I would suggest that this is more of a data modeling issue than a technology one. I saw something similar at my day job a couple of weeks ago.
tl; dr: design your keys and properties to avoid conflicts and to support having all of the instance graphs in one graph database.
Guessing at your data model, I suspect that each instance is some permutation of highly similar data. So that it looks something like this:
instance 1:
- node1: (label: A, id: 1, str: 'def'}
- node2: (label: B, id: 2, str: 'ghi'}
- edge1: {label: C, src_id: 1, dst_id: 2, mag: 0.50}
instance 2:
- node1: (label: A, id: 1, str: 'def'}
- node2: (label: B, id: 2, str: 'ghi'}
- edge1: {label: C, src_id: 1, dst_id: 2, mag: 0.25}
I'm sure that your data is a lot more interesting than my trivial example, but it should be sufficient to illustrate the point.
I'm expecting that the workflow is something like this:
1. extract a specific instance into memory - this will be most if not all of the instance
2. perform some set of analysis or computations which has specific expectations around the id's in order to compare results
3. save results somewhere for further analysis
I suggest changing the data model to something like the following will support your workflow and storing of multiple instances in one database:
instance 1:
- vertex1: (label: A, id: '1:1', str: 'def', instance_id: 1, vertex_id: 1}
- vertex2: (label: B, id: '1:2', str: 'ghi', instance_id: 1, vertex_id: 2}
- edge1: {label: C, src_id: '1:1', dst_id: '1:2', mag: 0.50}
instance 2:
- vertex1: (label: A, id: '2:1', str: 'efd', instance_id: 2, vertex_id: 1}
- vertex2: (label: B, id: '2:2', str: 'igh', instance_id: 2, vertex_id: 2}
- edge1: {label: C, src_id: '2:1', dst_id: '2:2', mag: 0.25}
The trick here is to make the vertex's primary key, in this case the id property, a composite of the instance designation (instance_id) and the vertex designation (vertex_id). I've done that as a string concatenation, but there are other ways. For example, if each instance has fewer than 1,000 vertices, then you can multiply the instance_id by 1000 and then add the vertex id value. For instance 1, the IDs would be vertex1: 1001 and vertex2: 1002.

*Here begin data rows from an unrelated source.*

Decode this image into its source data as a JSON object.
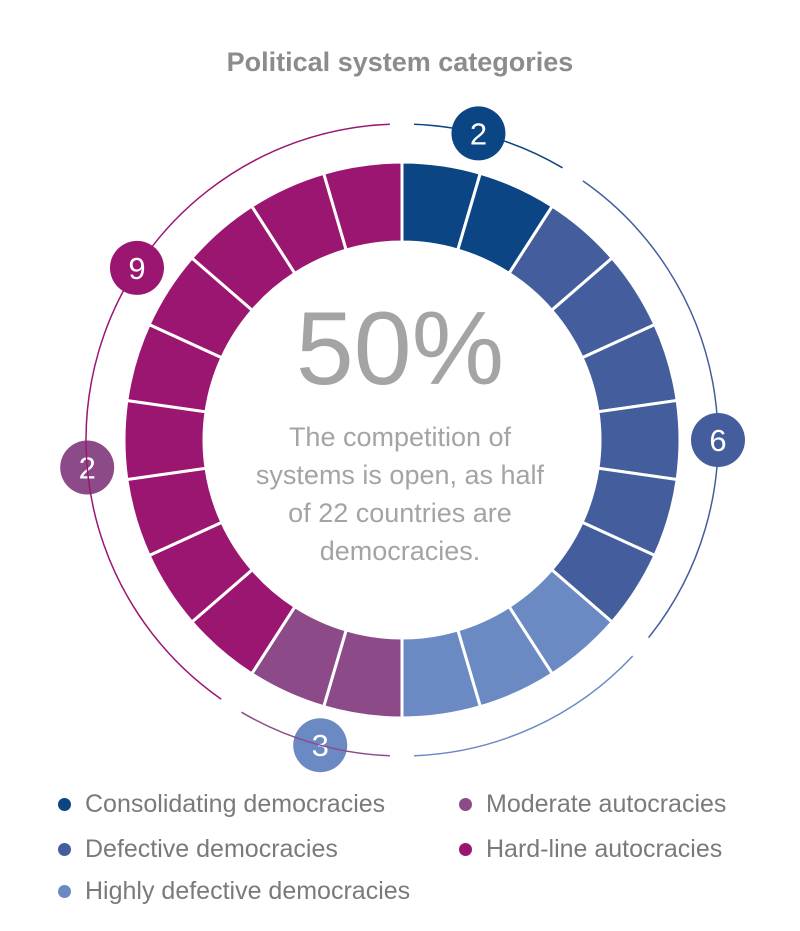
{
  "chart_data": {
    "type": "pie",
    "title": "Political system categories",
    "center_value": "50%",
    "center_text_lines": [
      "The competition of",
      "systems is open, as half",
      "of 22 countries are",
      "democracies."
    ],
    "categories": [
      "Consolidating democracies",
      "Defective democracies",
      "Highly defective democracies",
      "Moderate autocracies",
      "Hard-line autocracies"
    ],
    "values": [
      2,
      6,
      3,
      2,
      9
    ],
    "colors": [
      "#0c4583",
      "#445e9d",
      "#6b8ac3",
      "#8c4b88",
      "#9b1670"
    ],
    "total": 22
  }
}
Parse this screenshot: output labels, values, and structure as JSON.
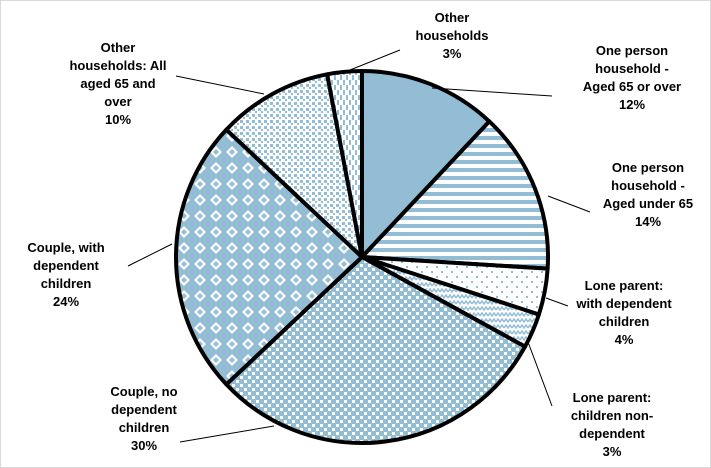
{
  "chart_data": {
    "type": "pie",
    "title": "",
    "start_angle_deg": 0,
    "direction": "clockwise",
    "colors": {
      "fill": "#93bdd5",
      "pattern_bg": "#ffffff",
      "outline": "#000000"
    },
    "slices": [
      {
        "name": "One person household - Aged 65 or over",
        "value": 12,
        "label_lines": [
          "One person",
          "household -",
          "Aged 65 or over",
          "12%"
        ],
        "pattern": "solid"
      },
      {
        "name": "One person household - Aged under 65",
        "value": 14,
        "label_lines": [
          "One person",
          "household -",
          "Aged under 65",
          "14%"
        ],
        "pattern": "horizontal-stripes"
      },
      {
        "name": "Lone parent: with dependent children",
        "value": 4,
        "label_lines": [
          "Lone parent:",
          "with dependent",
          "children",
          "4%"
        ],
        "pattern": "sparse-dots"
      },
      {
        "name": "Lone parent: children non-dependent",
        "value": 3,
        "label_lines": [
          "Lone parent:",
          "children non-",
          "dependent",
          "3%"
        ],
        "pattern": "zigzag"
      },
      {
        "name": "Couple, no dependent children",
        "value": 30,
        "label_lines": [
          "Couple, no",
          "dependent",
          "children",
          "30%"
        ],
        "pattern": "small-checks"
      },
      {
        "name": "Couple, with dependent children",
        "value": 24,
        "label_lines": [
          "Couple, with",
          "dependent",
          "children",
          "24%"
        ],
        "pattern": "large-diamonds"
      },
      {
        "name": "Other households: All aged 65 and over",
        "value": 10,
        "label_lines": [
          "Other",
          "households: All",
          "aged 65 and",
          "over",
          "10%"
        ],
        "pattern": "fine-dots"
      },
      {
        "name": "Other households",
        "value": 3,
        "label_lines": [
          "Other",
          "households",
          "3%"
        ],
        "pattern": "vertical-dashes"
      }
    ]
  }
}
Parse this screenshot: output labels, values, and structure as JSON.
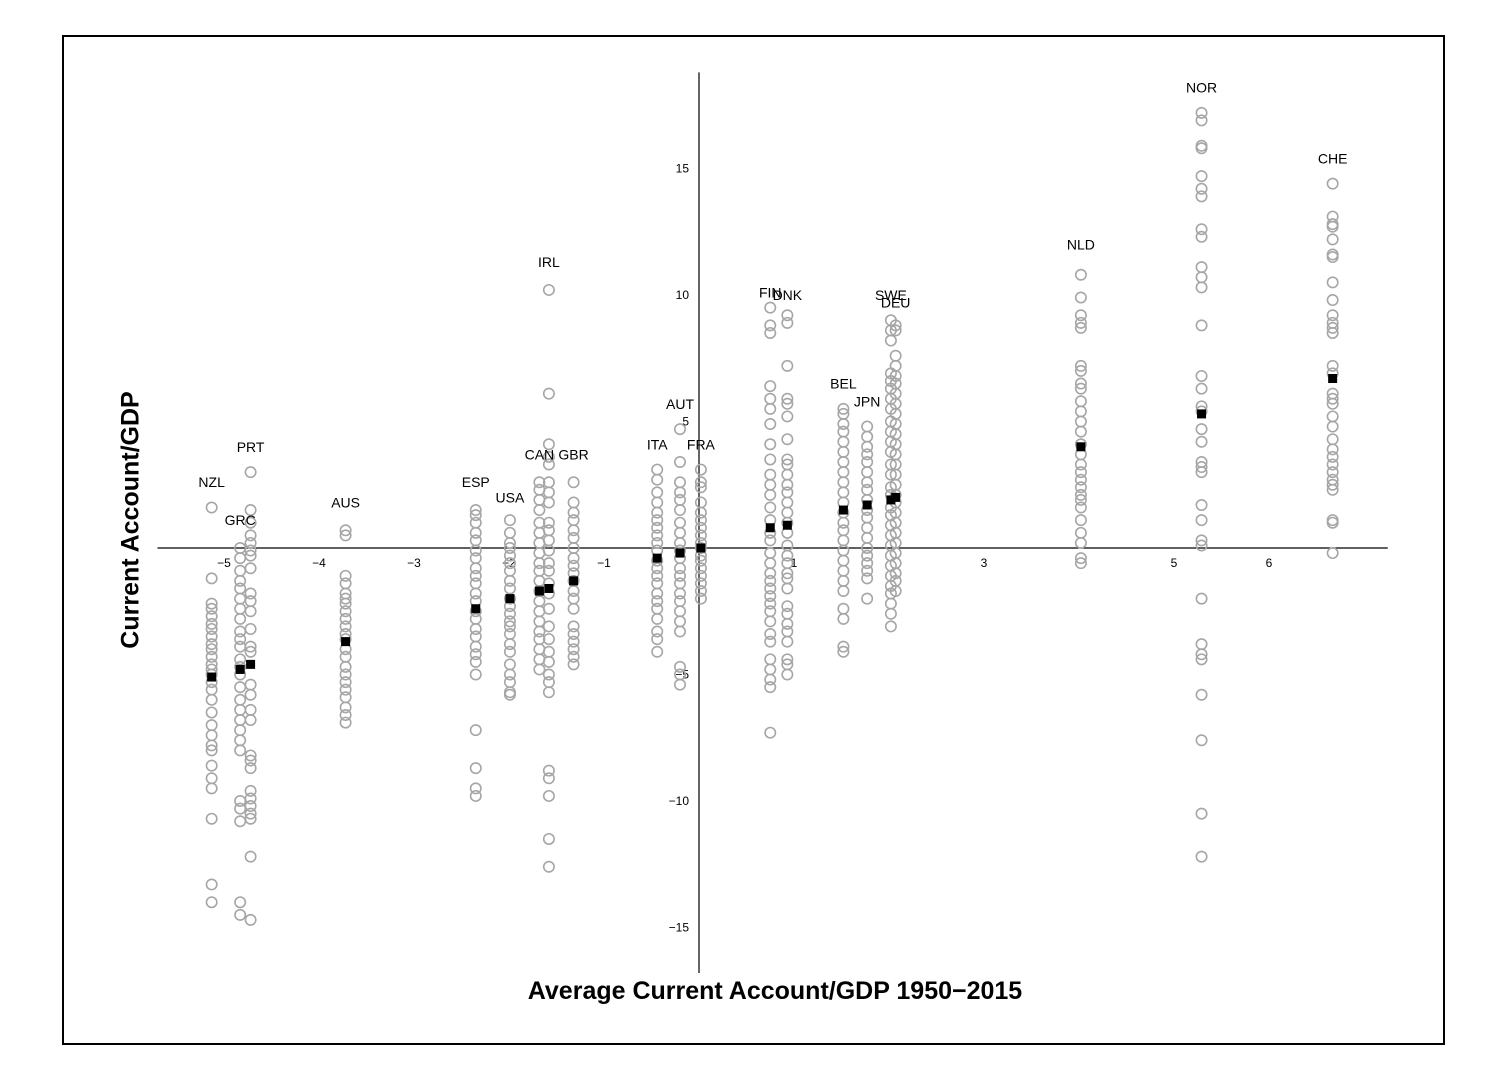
{
  "chart_data": {
    "type": "scatter",
    "xlabel": "Average Current Account/GDP 1950−2015",
    "ylabel": "Current Account/GDP",
    "xlim": [
      -5.7,
      7.25
    ],
    "ylim": [
      -16.8,
      18.8
    ],
    "x_ticks": [
      -5,
      -4,
      -3,
      -2,
      -1,
      1,
      3,
      5,
      6
    ],
    "x_tick_labels": [
      "−5",
      "−4",
      "−3",
      "−2",
      "−1",
      "1",
      "3",
      "5",
      "6"
    ],
    "y_ticks": [
      -15,
      -10,
      -5,
      5,
      10,
      15
    ],
    "y_tick_labels": [
      "−15",
      "−10",
      "−5",
      "5",
      "10",
      "15"
    ],
    "grid": false,
    "colors": {
      "observation": "#a6a6a6",
      "mean": "#000000",
      "axis": "#000000"
    },
    "marker_styles": {
      "observation": "hollow-circle",
      "mean": "filled-square"
    },
    "countries": [
      {
        "code": "NZL",
        "x": -5.13,
        "label_y": 2.6,
        "mean": -5.1,
        "values": [
          1.6,
          -1.2,
          -2.2,
          -2.4,
          -2.7,
          -3.0,
          -3.2,
          -3.5,
          -3.8,
          -4.0,
          -4.3,
          -4.6,
          -4.8,
          -5.0,
          -5.3,
          -5.6,
          -6.0,
          -6.5,
          -7.0,
          -7.4,
          -7.8,
          -8.0,
          -8.6,
          -9.1,
          -9.5,
          -10.7,
          -13.3,
          -14.0
        ]
      },
      {
        "code": "GRC",
        "x": -4.83,
        "label_y": 1.1,
        "mean": -4.8,
        "values": [
          0.0,
          -0.4,
          -0.9,
          -1.3,
          -1.6,
          -2.0,
          -2.4,
          -2.8,
          -3.3,
          -3.6,
          -3.9,
          -4.4,
          -4.7,
          -5.0,
          -5.5,
          -6.0,
          -6.4,
          -6.8,
          -7.2,
          -7.6,
          -8.0,
          -10.0,
          -10.3,
          -10.8,
          -14.0,
          -14.5
        ]
      },
      {
        "code": "PRT",
        "x": -4.72,
        "label_y": 4.0,
        "mean": -4.6,
        "values": [
          3.0,
          1.5,
          1.0,
          0.5,
          0.2,
          -0.1,
          -0.3,
          -0.8,
          -1.8,
          -2.1,
          -2.5,
          -3.2,
          -3.9,
          -4.1,
          -5.4,
          -5.8,
          -6.4,
          -6.8,
          -8.2,
          -8.4,
          -8.7,
          -9.6,
          -9.9,
          -10.2,
          -10.5,
          -10.7,
          -12.2,
          -14.7
        ]
      },
      {
        "code": "AUS",
        "x": -3.72,
        "label_y": 1.8,
        "mean": -3.7,
        "values": [
          0.7,
          0.5,
          -1.1,
          -1.4,
          -1.8,
          -2.0,
          -2.2,
          -2.5,
          -2.8,
          -3.1,
          -3.4,
          -3.6,
          -4.0,
          -4.3,
          -4.7,
          -5.0,
          -5.3,
          -5.6,
          -5.9,
          -6.3,
          -6.6,
          -6.9
        ]
      },
      {
        "code": "ESP",
        "x": -2.35,
        "label_y": 2.6,
        "mean": -2.4,
        "values": [
          1.5,
          1.3,
          1.0,
          0.6,
          0.3,
          -0.1,
          -0.4,
          -0.8,
          -1.1,
          -1.4,
          -1.8,
          -2.1,
          -2.5,
          -2.8,
          -3.2,
          -3.5,
          -3.9,
          -4.2,
          -4.5,
          -5.0,
          -7.2,
          -8.7,
          -9.5,
          -9.8
        ]
      },
      {
        "code": "USA",
        "x": -1.99,
        "label_y": 2.0,
        "mean": -2.0,
        "values": [
          1.1,
          0.6,
          0.2,
          0.0,
          -0.3,
          -0.6,
          -0.9,
          -1.3,
          -1.6,
          -2.0,
          -2.3,
          -2.6,
          -2.9,
          -3.1,
          -3.4,
          -3.8,
          -4.1,
          -4.6,
          -5.0,
          -5.3,
          -5.7,
          -5.8
        ]
      },
      {
        "code": "CAN",
        "x": -1.68,
        "label_y": 3.7,
        "mean": -1.7,
        "values": [
          2.6,
          2.3,
          1.9,
          1.5,
          1.0,
          0.6,
          0.2,
          -0.2,
          -0.6,
          -0.9,
          -1.3,
          -1.7,
          -2.1,
          -2.5,
          -2.9,
          -3.3,
          -3.6,
          -4.0,
          -4.4,
          -4.8
        ]
      },
      {
        "code": "IRL",
        "x": -1.58,
        "label_y": 11.3,
        "mean": -1.6,
        "values": [
          10.2,
          6.1,
          4.1,
          3.6,
          3.3,
          2.6,
          2.2,
          1.8,
          1.0,
          0.7,
          0.3,
          -0.1,
          -0.6,
          -0.9,
          -1.4,
          -1.8,
          -2.4,
          -3.1,
          -3.6,
          -4.1,
          -4.5,
          -5.0,
          -5.3,
          -5.7,
          -8.8,
          -9.1,
          -9.8,
          -11.5,
          -12.6
        ]
      },
      {
        "code": "GBR",
        "x": -1.32,
        "label_y": 3.7,
        "mean": -1.3,
        "values": [
          2.6,
          1.8,
          1.4,
          1.1,
          0.7,
          0.4,
          0.0,
          -0.4,
          -0.7,
          -1.0,
          -1.3,
          -1.7,
          -2.0,
          -2.4,
          -3.1,
          -3.4,
          -3.7,
          -4.0,
          -4.3,
          -4.6
        ]
      },
      {
        "code": "ITA",
        "x": -0.44,
        "label_y": 4.1,
        "mean": -0.4,
        "values": [
          3.1,
          2.7,
          2.2,
          1.8,
          1.4,
          1.1,
          0.8,
          0.5,
          0.2,
          -0.1,
          -0.5,
          -0.8,
          -1.1,
          -1.4,
          -1.8,
          -2.1,
          -2.4,
          -2.8,
          -3.3,
          -3.6,
          -4.1
        ]
      },
      {
        "code": "AUT",
        "x": -0.2,
        "label_y": 5.7,
        "mean": -0.2,
        "values": [
          4.7,
          3.4,
          2.6,
          2.2,
          1.9,
          1.5,
          1.0,
          0.6,
          0.2,
          -0.1,
          -0.4,
          -0.8,
          -1.1,
          -1.4,
          -1.8,
          -2.1,
          -2.5,
          -2.9,
          -3.3,
          -4.7,
          -5.0,
          -5.4
        ]
      },
      {
        "code": "FRA",
        "x": 0.02,
        "label_y": 4.1,
        "mean": 0.0,
        "values": [
          3.1,
          2.6,
          2.4,
          1.8,
          1.4,
          1.1,
          0.8,
          0.5,
          0.2,
          0.0,
          -0.3,
          -0.5,
          -0.8,
          -1.1,
          -1.4,
          -1.7,
          -2.0
        ]
      },
      {
        "code": "FIN",
        "x": 0.75,
        "label_y": 10.1,
        "mean": 0.8,
        "values": [
          9.5,
          8.8,
          8.5,
          6.4,
          5.9,
          5.5,
          4.9,
          4.1,
          3.5,
          2.9,
          2.5,
          2.1,
          1.6,
          1.1,
          0.6,
          0.3,
          -0.2,
          -0.6,
          -1.0,
          -1.3,
          -1.6,
          -1.9,
          -2.2,
          -2.5,
          -2.9,
          -3.4,
          -3.7,
          -4.4,
          -4.8,
          -5.2,
          -5.5,
          -7.3
        ]
      },
      {
        "code": "DNK",
        "x": 0.93,
        "label_y": 10.0,
        "mean": 0.9,
        "values": [
          9.2,
          8.9,
          7.2,
          5.9,
          5.7,
          5.2,
          4.3,
          3.5,
          3.3,
          2.9,
          2.5,
          2.2,
          1.8,
          1.4,
          1.0,
          0.6,
          0.1,
          -0.3,
          -0.6,
          -1.0,
          -1.2,
          -1.6,
          -2.3,
          -2.6,
          -3.0,
          -3.3,
          -3.7,
          -4.4,
          -4.6,
          -5.0
        ]
      },
      {
        "code": "BEL",
        "x": 1.52,
        "label_y": 6.5,
        "mean": 1.5,
        "values": [
          5.5,
          5.3,
          4.9,
          4.6,
          4.2,
          3.8,
          3.4,
          3.0,
          2.6,
          2.2,
          1.8,
          1.4,
          1.0,
          0.7,
          0.3,
          -0.1,
          -0.5,
          -0.9,
          -1.3,
          -1.7,
          -2.4,
          -2.8,
          -3.9,
          -4.1
        ]
      },
      {
        "code": "JPN",
        "x": 1.77,
        "label_y": 5.8,
        "mean": 1.7,
        "values": [
          4.8,
          4.4,
          4.0,
          3.7,
          3.4,
          3.0,
          2.6,
          2.3,
          1.9,
          1.5,
          1.2,
          0.8,
          0.4,
          0.0,
          -0.3,
          -0.6,
          -0.9,
          -1.2,
          -2.0
        ]
      },
      {
        "code": "SWE",
        "x": 2.02,
        "label_y": 10.0,
        "mean": 1.9,
        "values": [
          9.0,
          8.6,
          8.2,
          6.9,
          6.6,
          6.3,
          5.9,
          5.5,
          5.0,
          4.6,
          4.2,
          3.8,
          3.3,
          2.9,
          2.4,
          2.1,
          1.6,
          1.3,
          0.9,
          0.5,
          0.1,
          -0.3,
          -0.7,
          -1.1,
          -1.5,
          -1.8,
          -2.2,
          -2.6,
          -3.1
        ]
      },
      {
        "code": "DEU",
        "x": 2.07,
        "label_y": 9.7,
        "mean": 2.0,
        "values": [
          8.8,
          8.6,
          7.6,
          7.2,
          6.8,
          6.5,
          6.1,
          5.7,
          5.3,
          4.9,
          4.5,
          4.1,
          3.7,
          3.3,
          2.9,
          2.5,
          2.1,
          1.8,
          1.4,
          1.0,
          0.6,
          0.2,
          -0.2,
          -0.6,
          -1.0,
          -1.3,
          -1.7
        ]
      },
      {
        "code": "NLD",
        "x": 4.02,
        "label_y": 12.0,
        "mean": 4.0,
        "values": [
          10.8,
          9.9,
          9.2,
          8.9,
          8.7,
          7.2,
          7.0,
          6.5,
          6.3,
          5.8,
          5.4,
          5.0,
          4.6,
          4.1,
          3.7,
          3.3,
          3.0,
          2.7,
          2.4,
          2.1,
          1.9,
          1.6,
          1.1,
          0.6,
          0.2,
          -0.4,
          -0.6
        ]
      },
      {
        "code": "NOR",
        "x": 5.29,
        "label_y": 18.2,
        "mean": 5.3,
        "values": [
          17.2,
          16.9,
          15.9,
          15.8,
          14.7,
          14.2,
          13.9,
          12.6,
          12.3,
          11.1,
          10.7,
          10.3,
          8.8,
          6.8,
          6.3,
          5.6,
          5.4,
          4.7,
          4.2,
          3.4,
          3.2,
          3.0,
          1.7,
          1.1,
          0.3,
          0.1,
          -2.0,
          -3.8,
          -4.2,
          -4.4,
          -5.8,
          -7.6,
          -10.5,
          -12.2
        ]
      },
      {
        "code": "CHE",
        "x": 6.67,
        "label_y": 15.4,
        "mean": 6.7,
        "values": [
          14.4,
          13.1,
          12.8,
          12.7,
          12.2,
          11.6,
          11.5,
          10.5,
          9.8,
          9.2,
          8.9,
          8.7,
          8.5,
          7.2,
          6.9,
          6.1,
          5.9,
          5.7,
          5.2,
          4.8,
          4.3,
          3.9,
          3.6,
          3.3,
          3.0,
          2.7,
          2.5,
          2.3,
          1.1,
          1.0,
          -0.2
        ]
      }
    ]
  }
}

I do have a slight preference of integers over strings for the id values for performance reasons. But there are good "easily, quickly deciphered by humans" reasons for using strings, especially when the id performance costs are overshadowed by the cost/time of the other computations.
Note that this changes your analytics computations slightly since it must use the vertex_id values for doing comparisons between instances, and not the id value itself.
It should also simplify things in that you can get all of the vertices for a single instance with something like:
g.V().has('instance_id', 1)
I'm unsure of the JanusGraph indexing capabilities, but there should be some index in place on instance_id to avoid scanning all of the data in the graph every time a single instance is queried.
Best,
Josh